Now, it's quite common for students to request a location in which they have family heritage. Jamaica, Latin America, Ireland and Mexico are typical of areas where the student may feel "at home." But for those of African-American or European heritage, the cultural differences in some of these study areas can be a challenge.
"In Jamaica, Black students find themselves as part of the majority whereas white students suddenly become the minority," says Lynn Aguado, student services assistant at OIP.
The same situation could occur when students of Hispanic heritage enroll in programs in Africa or Asia. Still, it is the language programs and cultural exposure that lure students to participate in programs abroad, Aguado says.

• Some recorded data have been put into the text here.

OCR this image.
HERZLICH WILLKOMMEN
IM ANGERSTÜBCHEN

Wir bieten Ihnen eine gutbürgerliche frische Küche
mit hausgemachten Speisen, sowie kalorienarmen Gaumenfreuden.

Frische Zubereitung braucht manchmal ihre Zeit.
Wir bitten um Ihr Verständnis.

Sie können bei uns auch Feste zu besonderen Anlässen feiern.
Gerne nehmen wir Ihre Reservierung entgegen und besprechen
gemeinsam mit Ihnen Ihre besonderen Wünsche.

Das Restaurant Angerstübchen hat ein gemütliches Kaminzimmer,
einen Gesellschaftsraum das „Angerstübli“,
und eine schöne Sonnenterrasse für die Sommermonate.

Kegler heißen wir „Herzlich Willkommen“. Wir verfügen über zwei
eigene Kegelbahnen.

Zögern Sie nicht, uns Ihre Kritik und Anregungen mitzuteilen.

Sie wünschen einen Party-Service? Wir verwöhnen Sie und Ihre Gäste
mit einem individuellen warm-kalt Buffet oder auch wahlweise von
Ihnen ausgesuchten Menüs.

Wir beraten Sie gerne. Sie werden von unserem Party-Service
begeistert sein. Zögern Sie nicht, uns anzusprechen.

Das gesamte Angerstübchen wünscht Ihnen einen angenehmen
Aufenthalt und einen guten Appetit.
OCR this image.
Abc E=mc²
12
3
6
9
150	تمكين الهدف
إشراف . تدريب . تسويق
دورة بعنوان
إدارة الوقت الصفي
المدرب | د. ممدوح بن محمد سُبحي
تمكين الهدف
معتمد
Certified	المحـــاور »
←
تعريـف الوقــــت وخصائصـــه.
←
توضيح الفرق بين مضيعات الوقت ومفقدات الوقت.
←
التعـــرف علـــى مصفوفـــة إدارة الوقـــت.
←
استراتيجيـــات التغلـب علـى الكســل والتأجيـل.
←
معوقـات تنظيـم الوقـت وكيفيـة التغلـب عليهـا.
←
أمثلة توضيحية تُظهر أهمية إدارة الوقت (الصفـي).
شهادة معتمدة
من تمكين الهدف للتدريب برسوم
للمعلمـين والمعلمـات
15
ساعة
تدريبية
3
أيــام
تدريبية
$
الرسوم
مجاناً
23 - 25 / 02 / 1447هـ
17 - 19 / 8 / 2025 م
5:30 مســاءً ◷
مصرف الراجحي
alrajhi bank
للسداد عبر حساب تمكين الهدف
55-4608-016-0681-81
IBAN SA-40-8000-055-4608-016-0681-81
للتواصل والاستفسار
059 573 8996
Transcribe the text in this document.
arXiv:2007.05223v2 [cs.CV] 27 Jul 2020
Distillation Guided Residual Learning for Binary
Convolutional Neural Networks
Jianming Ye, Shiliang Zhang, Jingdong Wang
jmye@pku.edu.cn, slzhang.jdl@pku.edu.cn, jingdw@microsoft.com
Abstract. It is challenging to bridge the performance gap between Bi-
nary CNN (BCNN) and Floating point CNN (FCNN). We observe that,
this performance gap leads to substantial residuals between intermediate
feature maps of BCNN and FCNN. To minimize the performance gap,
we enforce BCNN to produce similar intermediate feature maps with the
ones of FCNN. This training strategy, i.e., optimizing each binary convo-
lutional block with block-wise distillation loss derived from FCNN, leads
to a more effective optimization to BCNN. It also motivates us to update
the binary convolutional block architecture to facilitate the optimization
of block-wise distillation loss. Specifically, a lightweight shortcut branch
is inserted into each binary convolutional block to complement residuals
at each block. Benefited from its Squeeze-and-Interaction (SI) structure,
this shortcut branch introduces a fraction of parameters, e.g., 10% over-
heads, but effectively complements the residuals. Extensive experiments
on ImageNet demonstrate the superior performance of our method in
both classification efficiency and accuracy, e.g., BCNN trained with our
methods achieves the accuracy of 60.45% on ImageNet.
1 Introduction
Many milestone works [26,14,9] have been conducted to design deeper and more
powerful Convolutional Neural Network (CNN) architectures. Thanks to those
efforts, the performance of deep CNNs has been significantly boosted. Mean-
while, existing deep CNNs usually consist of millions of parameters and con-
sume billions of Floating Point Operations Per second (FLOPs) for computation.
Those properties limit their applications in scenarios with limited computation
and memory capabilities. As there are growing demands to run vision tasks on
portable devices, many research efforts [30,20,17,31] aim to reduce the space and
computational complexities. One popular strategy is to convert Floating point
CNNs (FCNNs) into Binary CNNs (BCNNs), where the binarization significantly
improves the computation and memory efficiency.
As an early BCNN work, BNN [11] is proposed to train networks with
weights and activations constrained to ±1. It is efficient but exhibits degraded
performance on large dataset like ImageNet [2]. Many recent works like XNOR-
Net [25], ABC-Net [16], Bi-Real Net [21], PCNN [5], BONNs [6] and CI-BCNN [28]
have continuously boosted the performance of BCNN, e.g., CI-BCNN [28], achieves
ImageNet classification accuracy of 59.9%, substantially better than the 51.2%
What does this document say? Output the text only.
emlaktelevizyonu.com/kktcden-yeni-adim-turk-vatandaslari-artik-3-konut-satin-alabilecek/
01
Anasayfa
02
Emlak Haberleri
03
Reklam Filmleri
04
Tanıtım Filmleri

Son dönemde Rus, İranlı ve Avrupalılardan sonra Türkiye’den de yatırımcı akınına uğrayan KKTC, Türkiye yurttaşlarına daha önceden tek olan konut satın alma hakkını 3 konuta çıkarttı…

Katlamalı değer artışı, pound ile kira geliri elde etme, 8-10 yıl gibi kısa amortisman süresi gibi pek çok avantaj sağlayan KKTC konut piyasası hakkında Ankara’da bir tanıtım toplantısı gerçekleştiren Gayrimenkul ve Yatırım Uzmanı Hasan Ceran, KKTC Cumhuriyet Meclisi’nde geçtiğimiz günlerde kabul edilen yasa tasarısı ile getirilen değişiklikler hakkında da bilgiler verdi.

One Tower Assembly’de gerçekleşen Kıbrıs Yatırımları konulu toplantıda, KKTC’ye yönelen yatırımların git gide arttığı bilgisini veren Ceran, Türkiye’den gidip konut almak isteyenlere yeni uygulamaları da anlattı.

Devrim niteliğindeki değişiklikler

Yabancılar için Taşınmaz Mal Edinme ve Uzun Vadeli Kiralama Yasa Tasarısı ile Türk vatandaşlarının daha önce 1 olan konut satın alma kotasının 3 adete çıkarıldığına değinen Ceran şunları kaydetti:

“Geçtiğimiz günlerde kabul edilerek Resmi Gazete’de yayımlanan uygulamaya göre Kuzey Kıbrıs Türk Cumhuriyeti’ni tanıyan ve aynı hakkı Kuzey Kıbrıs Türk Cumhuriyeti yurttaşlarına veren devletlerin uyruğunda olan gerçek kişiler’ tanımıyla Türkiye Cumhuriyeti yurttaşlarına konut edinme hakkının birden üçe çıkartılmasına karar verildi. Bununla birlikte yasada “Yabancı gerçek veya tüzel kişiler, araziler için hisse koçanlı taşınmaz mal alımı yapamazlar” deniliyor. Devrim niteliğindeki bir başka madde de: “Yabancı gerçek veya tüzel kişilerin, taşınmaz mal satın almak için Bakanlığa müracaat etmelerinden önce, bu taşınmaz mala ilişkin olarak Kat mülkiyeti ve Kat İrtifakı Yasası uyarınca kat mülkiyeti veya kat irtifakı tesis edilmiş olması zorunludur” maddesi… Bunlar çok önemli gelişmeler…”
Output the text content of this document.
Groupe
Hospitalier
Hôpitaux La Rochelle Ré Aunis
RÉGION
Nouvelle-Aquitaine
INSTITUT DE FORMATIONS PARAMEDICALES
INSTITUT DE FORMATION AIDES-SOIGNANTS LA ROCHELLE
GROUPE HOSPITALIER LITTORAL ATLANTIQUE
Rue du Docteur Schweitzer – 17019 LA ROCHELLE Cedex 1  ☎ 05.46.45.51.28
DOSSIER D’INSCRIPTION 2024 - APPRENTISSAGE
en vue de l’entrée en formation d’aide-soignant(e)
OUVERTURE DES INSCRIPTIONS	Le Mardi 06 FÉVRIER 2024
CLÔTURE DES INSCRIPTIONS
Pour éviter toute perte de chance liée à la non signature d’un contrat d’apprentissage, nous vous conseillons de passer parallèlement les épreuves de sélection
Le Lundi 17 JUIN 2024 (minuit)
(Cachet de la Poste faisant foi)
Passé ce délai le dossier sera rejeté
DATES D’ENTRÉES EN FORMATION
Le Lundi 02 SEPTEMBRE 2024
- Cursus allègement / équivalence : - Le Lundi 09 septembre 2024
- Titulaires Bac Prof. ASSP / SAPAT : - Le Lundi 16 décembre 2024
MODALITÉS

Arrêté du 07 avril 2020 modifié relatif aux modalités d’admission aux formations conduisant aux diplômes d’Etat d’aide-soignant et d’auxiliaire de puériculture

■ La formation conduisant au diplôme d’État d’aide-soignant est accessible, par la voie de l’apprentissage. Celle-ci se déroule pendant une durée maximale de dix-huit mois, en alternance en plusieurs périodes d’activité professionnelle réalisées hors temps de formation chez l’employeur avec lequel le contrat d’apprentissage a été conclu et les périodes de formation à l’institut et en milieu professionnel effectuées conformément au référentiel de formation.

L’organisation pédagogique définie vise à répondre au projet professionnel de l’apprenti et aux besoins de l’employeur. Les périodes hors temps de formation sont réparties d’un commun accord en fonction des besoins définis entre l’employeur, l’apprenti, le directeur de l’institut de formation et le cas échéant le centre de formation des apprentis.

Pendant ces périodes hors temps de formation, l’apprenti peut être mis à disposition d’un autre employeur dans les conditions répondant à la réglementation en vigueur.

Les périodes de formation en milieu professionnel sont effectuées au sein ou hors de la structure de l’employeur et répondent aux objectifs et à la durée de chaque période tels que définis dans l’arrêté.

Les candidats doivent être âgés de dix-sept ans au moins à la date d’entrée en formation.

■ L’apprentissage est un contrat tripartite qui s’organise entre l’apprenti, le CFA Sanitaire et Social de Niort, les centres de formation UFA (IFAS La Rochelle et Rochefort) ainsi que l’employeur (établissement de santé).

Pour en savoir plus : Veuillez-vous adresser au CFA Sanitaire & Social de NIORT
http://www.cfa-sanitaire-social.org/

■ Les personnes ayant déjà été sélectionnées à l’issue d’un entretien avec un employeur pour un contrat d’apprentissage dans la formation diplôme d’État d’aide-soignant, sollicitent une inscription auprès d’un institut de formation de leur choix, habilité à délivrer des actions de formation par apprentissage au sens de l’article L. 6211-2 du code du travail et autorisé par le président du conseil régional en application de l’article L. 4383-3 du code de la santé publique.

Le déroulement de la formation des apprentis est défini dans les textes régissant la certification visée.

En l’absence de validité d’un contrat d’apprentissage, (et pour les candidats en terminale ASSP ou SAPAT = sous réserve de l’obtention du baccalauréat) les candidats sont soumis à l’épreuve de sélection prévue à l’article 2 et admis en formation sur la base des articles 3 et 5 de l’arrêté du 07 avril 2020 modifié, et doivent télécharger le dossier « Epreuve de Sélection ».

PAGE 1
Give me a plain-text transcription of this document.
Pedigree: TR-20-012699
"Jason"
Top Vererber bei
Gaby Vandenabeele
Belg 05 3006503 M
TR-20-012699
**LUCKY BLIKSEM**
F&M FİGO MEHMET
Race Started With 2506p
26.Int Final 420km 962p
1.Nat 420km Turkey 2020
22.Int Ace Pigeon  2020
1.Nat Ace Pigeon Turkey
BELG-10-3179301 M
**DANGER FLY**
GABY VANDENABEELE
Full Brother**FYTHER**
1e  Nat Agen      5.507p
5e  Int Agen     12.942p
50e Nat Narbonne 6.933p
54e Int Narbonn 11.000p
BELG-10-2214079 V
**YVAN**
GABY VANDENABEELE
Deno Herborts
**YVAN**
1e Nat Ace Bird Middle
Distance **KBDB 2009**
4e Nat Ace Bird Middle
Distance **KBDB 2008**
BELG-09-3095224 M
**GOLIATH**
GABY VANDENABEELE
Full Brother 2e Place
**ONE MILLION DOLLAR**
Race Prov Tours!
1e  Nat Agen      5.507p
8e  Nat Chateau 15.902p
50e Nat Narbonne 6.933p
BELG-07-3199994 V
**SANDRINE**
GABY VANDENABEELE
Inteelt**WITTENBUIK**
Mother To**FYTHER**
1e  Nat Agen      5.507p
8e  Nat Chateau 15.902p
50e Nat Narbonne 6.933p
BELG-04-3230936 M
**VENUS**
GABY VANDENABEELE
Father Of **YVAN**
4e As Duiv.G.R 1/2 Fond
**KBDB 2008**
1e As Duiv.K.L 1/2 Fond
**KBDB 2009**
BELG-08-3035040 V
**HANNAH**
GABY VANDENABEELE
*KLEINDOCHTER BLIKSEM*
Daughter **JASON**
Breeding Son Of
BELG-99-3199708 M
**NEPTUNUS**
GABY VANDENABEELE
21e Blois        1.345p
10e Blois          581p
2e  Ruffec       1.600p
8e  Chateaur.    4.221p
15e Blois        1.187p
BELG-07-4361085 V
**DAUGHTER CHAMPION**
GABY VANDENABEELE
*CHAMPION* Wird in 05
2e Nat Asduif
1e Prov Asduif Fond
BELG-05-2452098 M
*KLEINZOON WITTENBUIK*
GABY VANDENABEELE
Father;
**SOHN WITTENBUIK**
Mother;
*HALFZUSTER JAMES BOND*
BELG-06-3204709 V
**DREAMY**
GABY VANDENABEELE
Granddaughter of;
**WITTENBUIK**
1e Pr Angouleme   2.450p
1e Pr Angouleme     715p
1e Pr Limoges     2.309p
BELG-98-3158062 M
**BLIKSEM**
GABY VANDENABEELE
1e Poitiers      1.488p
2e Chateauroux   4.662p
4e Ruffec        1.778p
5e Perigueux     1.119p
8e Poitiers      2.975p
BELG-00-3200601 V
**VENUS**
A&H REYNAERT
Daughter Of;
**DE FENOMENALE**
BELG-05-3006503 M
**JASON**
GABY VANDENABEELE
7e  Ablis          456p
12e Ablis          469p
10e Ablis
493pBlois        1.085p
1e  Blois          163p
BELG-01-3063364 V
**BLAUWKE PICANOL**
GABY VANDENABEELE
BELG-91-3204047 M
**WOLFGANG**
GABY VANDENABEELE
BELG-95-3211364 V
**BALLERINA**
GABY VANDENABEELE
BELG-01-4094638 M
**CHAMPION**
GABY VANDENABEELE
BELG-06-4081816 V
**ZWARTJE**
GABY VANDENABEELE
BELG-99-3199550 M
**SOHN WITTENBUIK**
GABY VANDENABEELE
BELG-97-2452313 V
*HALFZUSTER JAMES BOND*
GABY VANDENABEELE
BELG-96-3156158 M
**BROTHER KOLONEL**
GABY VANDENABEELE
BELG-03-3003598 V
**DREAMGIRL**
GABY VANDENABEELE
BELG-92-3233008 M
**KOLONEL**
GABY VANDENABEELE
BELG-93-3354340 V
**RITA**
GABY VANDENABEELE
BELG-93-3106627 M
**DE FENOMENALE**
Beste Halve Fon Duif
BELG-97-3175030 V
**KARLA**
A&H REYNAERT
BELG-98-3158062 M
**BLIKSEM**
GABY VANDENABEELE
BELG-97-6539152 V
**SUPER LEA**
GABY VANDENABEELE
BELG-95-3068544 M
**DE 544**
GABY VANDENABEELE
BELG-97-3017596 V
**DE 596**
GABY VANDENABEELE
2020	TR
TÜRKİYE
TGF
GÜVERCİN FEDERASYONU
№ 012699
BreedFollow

The U-M offers overseas programs throughout the year. While most encompass the academic year or one term, there are others available for students who want to spend a shorter time or the summer months studying abroad.
The University is expanding its 45 overseas programs into less-frequented parts of the world and last year offered its first study-abroad options in Australia, China, Korea and Ghana.
While classes taught at the University of Ghana in Legon are taught in English, students also must enroll in a Twi language course. The requirement aids in culturally integrating the students at their chosen site, Aguado says.
The U-M also is participating in a program with the Council on International Educational Exchange in Vietnam, a term-long program focusing on language, culture and history. Other students are venturing to such non-traditional areas as Chile, the Czech Republic, Ecuador, Finland, Indonesia and Russia.
Becoming fluent in a foreign language is still a major impetus for students interested in studying abroad, Aguado says. The increasing need for a second language in the business world attracts students from a variety of study concentrations.
One student who recently came to the University from Japan attended a program in Finland so he could learn Finnish. The student's host family in Ann Arbor included a grandmother who only spoke Finnish. To learn how to converse with her, the student applied for study in Finland.
The U-M permits students to complete language requirements through selected programs such as the summer session in St. Malo, France. This year, nearly 400 of the 16,000 students enrolled in LS&A will be participating in study programs overseas through OIP, and a like number will be doing so through programs directed by other schools in the University.
"Before, people wanted to finish their education with European style," Aguado says. "Now, going abroad is more of a starting point than a finishing point."